В тесный коридор вышла Наталья в цветастом халате до пят со школьной формой и недошитым белым кружевным воротничком в руках, подставила щеку. Николай чмокнул жену:

— Добрый вечер. Жуткая погода, дождь еще сильней, ну и бабье лето нынче!

— Ничего, Коля, бабье лето впереди, будут светлые дни. — Жена ушла в комнату, присела на диван, склонилась над формой.

— Татьяна, — Одинцов шутливо нахмурил брови, — пора бы самой воротнички пришивать, ты ведь уже первоклассница.

— Зато я стирала грязный, — ответила дочь с полным ртом пирожного. — А сегодня пришить хотела и палец уколола, целая капля крови была. И мама меня поругала.

После ужина Одинцов, смотревший футбол, со вздохом переключил телевизор на вторую программу, и дети тут же утихли, глядя передачу «Спокойной ночи, малыши!». Наталья сидела за столом над тетрадью, сочиняла сценарий очередного вечера в своей музыкальной школе. Одинцов быстро выкурил сигарету на лестничной площадке, вернулся домой, присел около жены:

— Я сегодня триста рублей снял с книжки.

— Но это же последние, — Наталья оторвалась от тетради. — Или что-нибудь сверхнужное?

— Мне один парень предложил пятнадцать граммов золота.

— Ты знаешь этого человека?

— Сегодня первый раз увидел.

— Чудак! — Она посмотрела на детей и понизила голос: — А если он из милиции? Если тебя нарочно проверяют?

— Не похоже. И не похоже, что золото ворованное. Скорее всего наследство.

— Коля, а зачем тебе рисковать?

— А ты послушай меня. Всего пятнадцать граммов. Матери коронки сделаю, и еще останется. Чистая прибыль — двести рублей. Это мой маленький бизнес.

— Ты что, кино не смотришь или «Человек и закон» не читаешь? Таких бизнесменов в каталажку быстренько определяют. И правильно делают.

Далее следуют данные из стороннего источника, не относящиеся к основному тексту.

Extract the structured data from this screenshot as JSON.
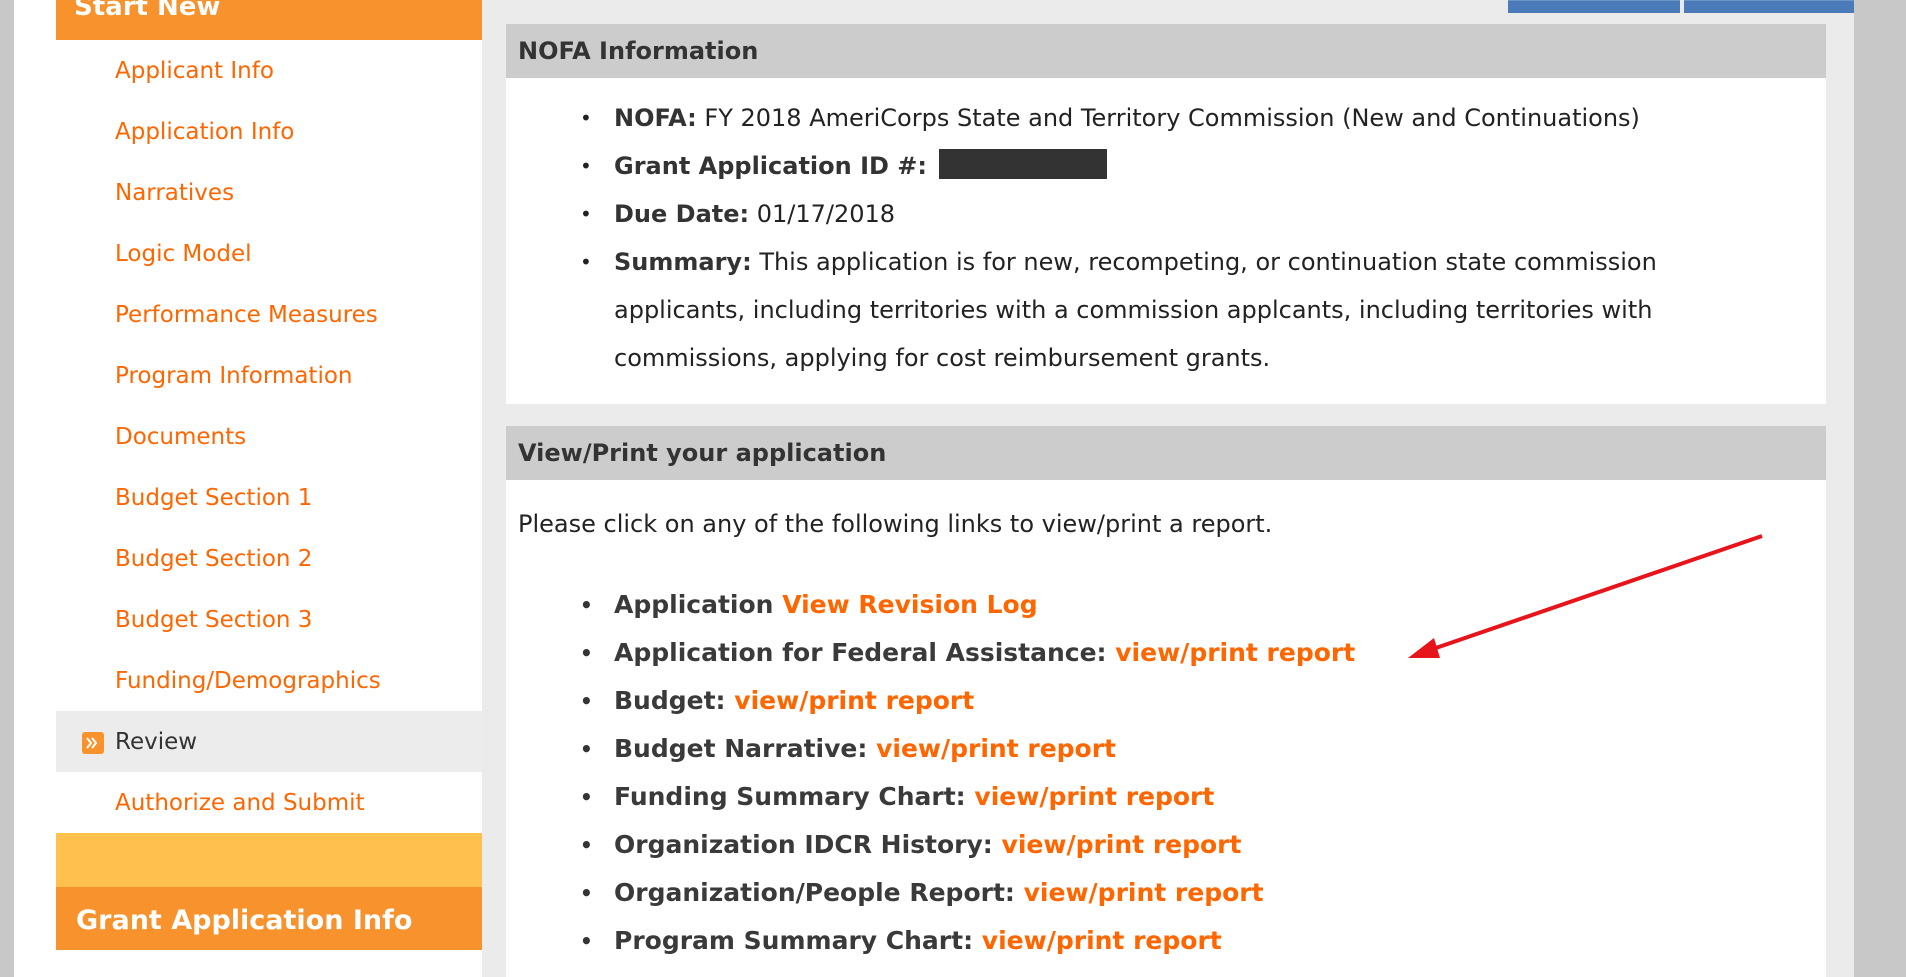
{
  "sidebar": {
    "header": "Start New",
    "items": [
      {
        "label": "Applicant Info"
      },
      {
        "label": "Application Info"
      },
      {
        "label": "Narratives"
      },
      {
        "label": "Logic Model"
      },
      {
        "label": "Performance Measures"
      },
      {
        "label": "Program Information"
      },
      {
        "label": "Documents"
      },
      {
        "label": "Budget Section 1"
      },
      {
        "label": "Budget Section 2"
      },
      {
        "label": "Budget Section 3"
      },
      {
        "label": "Funding/Demographics"
      },
      {
        "label": "Review",
        "active": true,
        "icon": "arrow-right-icon"
      },
      {
        "label": "Authorize and Submit"
      }
    ],
    "footer": "Grant Application Info"
  },
  "nofa": {
    "title": "NOFA Information",
    "nofa_label": "NOFA:",
    "nofa_value": "FY 2018 AmeriCorps State and Territory Commission (New and Continuations)",
    "grant_id_label": "Grant Application ID #:",
    "due_date_label": "Due Date:",
    "due_date_value": "01/17/2018",
    "summary_label": "Summary:",
    "summary_value": "This application is for new, recompeting, or continuation state commission applicants, including territories with a commission applcants, including territories with commissions, applying for cost reimbursement grants."
  },
  "view_print": {
    "title": "View/Print your application",
    "intro": "Please click on any of the following links to view/print a report.",
    "reports": [
      {
        "label": "Application",
        "link": "View Revision Log"
      },
      {
        "label": "Application for Federal Assistance:",
        "link": "view/print report"
      },
      {
        "label": "Budget:",
        "link": "view/print report"
      },
      {
        "label": "Budget Narrative:",
        "link": "view/print report"
      },
      {
        "label": "Funding Summary Chart:",
        "link": "view/print report"
      },
      {
        "label": "Organization IDCR History:",
        "link": "view/print report"
      },
      {
        "label": "Organization/People Report:",
        "link": "view/print report"
      },
      {
        "label": "Program Summary Chart:",
        "link": "view/print report"
      }
    ]
  },
  "colors": {
    "accent_orange": "#f7922d",
    "link_orange": "#ff6600",
    "annotation_red": "#e8141b"
  }
}
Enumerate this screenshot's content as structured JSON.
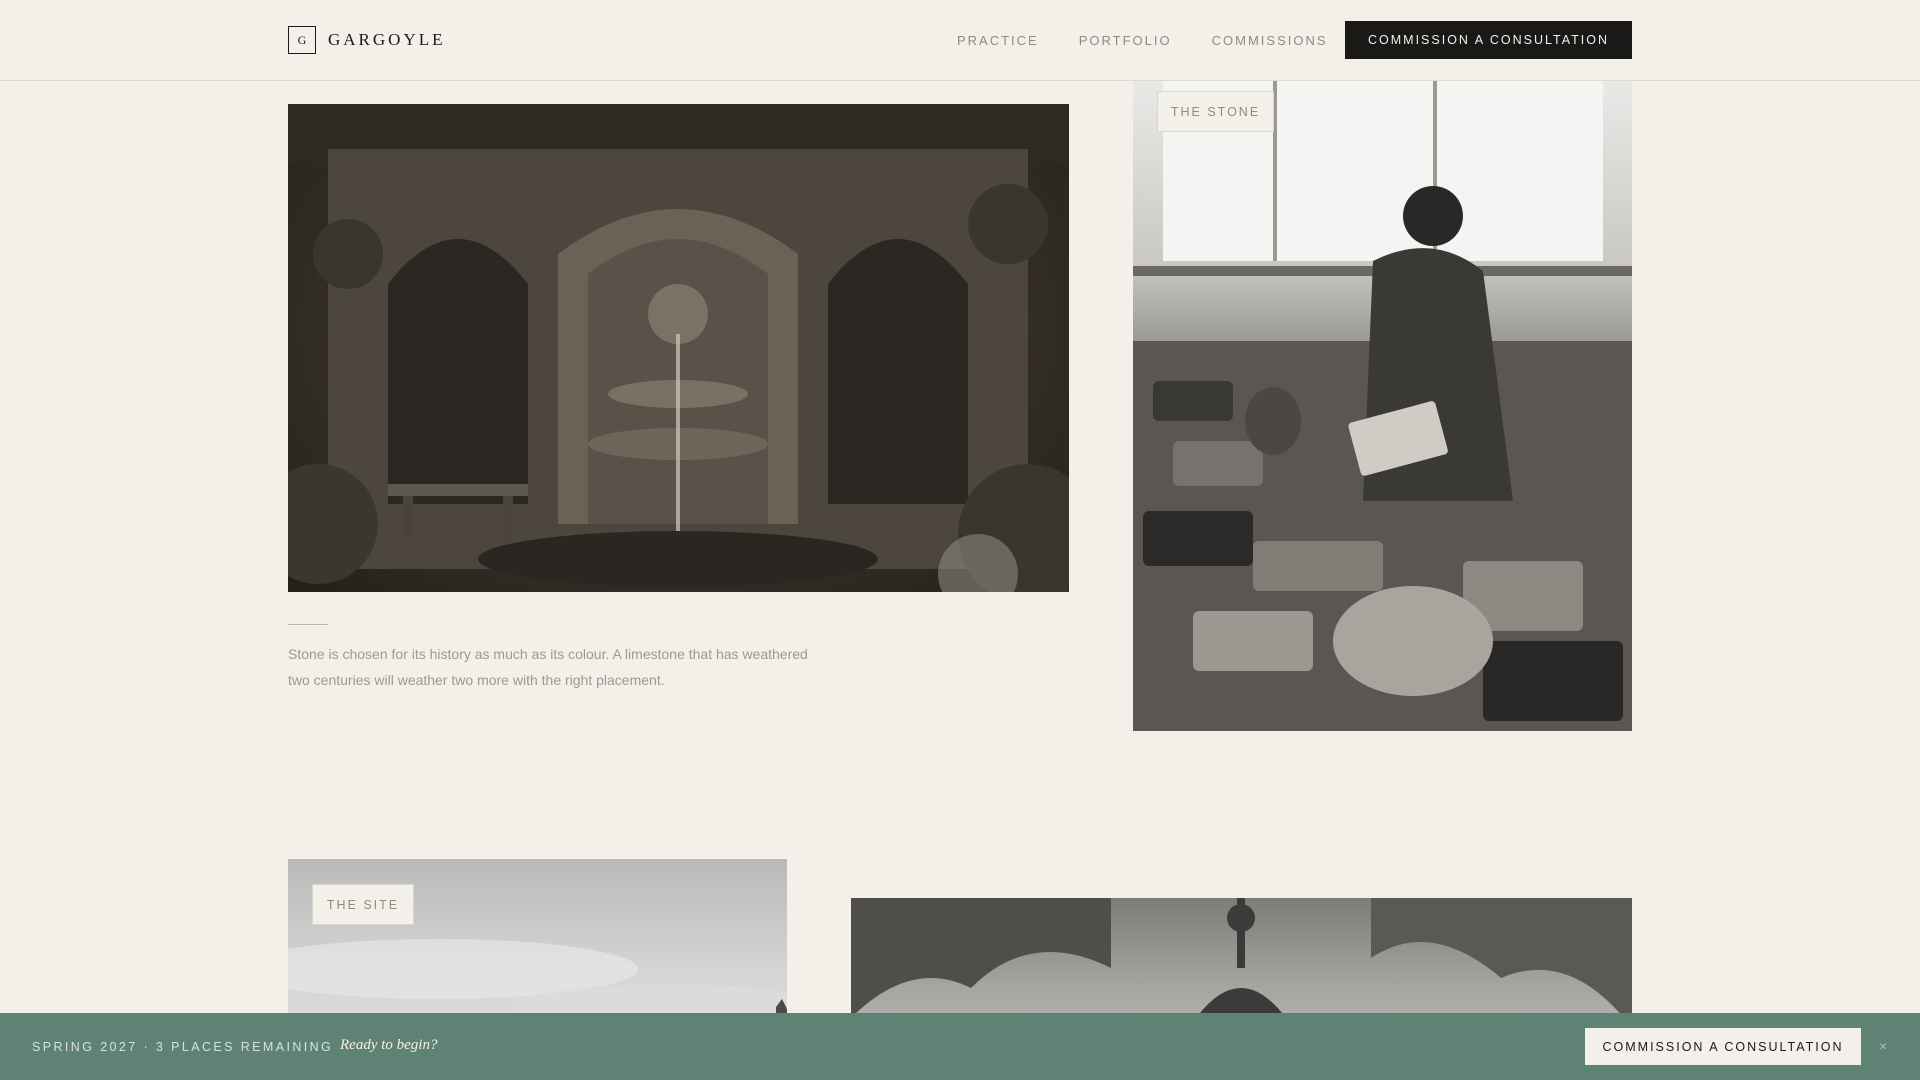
{
  "header": {
    "logo_mark": "G",
    "brand": "GARGOYLE",
    "nav": [
      "PRACTICE",
      "PORTFOLIO",
      "COMMISSIONS"
    ],
    "cta": "COMMISSION A CONSULTATION"
  },
  "content": {
    "tag_stone": "THE STONE",
    "tag_site": "THE SITE",
    "caption": "Stone is chosen for its history as much as its colour. A limestone that has weathered two centuries will weather two more with the right placement."
  },
  "bottom_bar": {
    "status": "SPRING 2027 · 3 PLACES REMAINING",
    "prompt": "Ready to begin?",
    "cta": "COMMISSION A CONSULTATION",
    "close": "×"
  },
  "colors": {
    "background": "#f3f0ea",
    "primary_button": "#1b1918",
    "bottom_bar": "#5e8273"
  }
}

— Меня? За что? Я же не ворую. Я куплю металл, буду работать с ним, за эту работу получу деньги. Так что все в норме. Если ты, разумеется, не пойдешь и не скажешь, что я занимаюсь золотом.

— Что за глупости, Коля? Никуда я не пойду. Я только не советую тебе его покупать. Ведь у тебя разрешения нет, его надо добиваться.

— Пока нет, но будет со временем, не все сразу. А практика мне нужна. Я, может, тебя как куколку хочу одевать, в ресторан с тобой ходить ужинать. Разве моих ста тридцати и твоих двухсот нам так уж много?

— Ну, знаешь, денег не хватает даже миллиардерам, они из-за этого глотки друг другу грызут. А лично мне на деньги плевать. Одеты, обуты — что еще? Жили мы без этого, и проживем. Обручальное кольцо есть, серьги тоже, цепочку с кулоном купили. Хватит. Ты вспомни, как мы на четвертом курсе жили после свадьбы, на две стипендии. И ничего, живые, счастливые.

— Да-да, ничего. Только если бы мама моя нам из деревни продуктов не подбрасывала, мы бы с тобой недолго протянули. Да и после нашей учебы вон на «Москвича» дала. А ей который год несколько несчастных коронок не могу поставить. Тоже — сын называюсь! Да пусть она хоть на старости лет пожует мясо в свое удовольствие. Неужели это плохо, Наташ?

— Поступай как решил. Я знаю, что муж у меня — человек с головой и очевидных глупостей делать не станет. Только чтобы все у нас было как прежде: открыто и честно. «Малыши» кончились. Смотри свой футбол, а я детей начну укладывать.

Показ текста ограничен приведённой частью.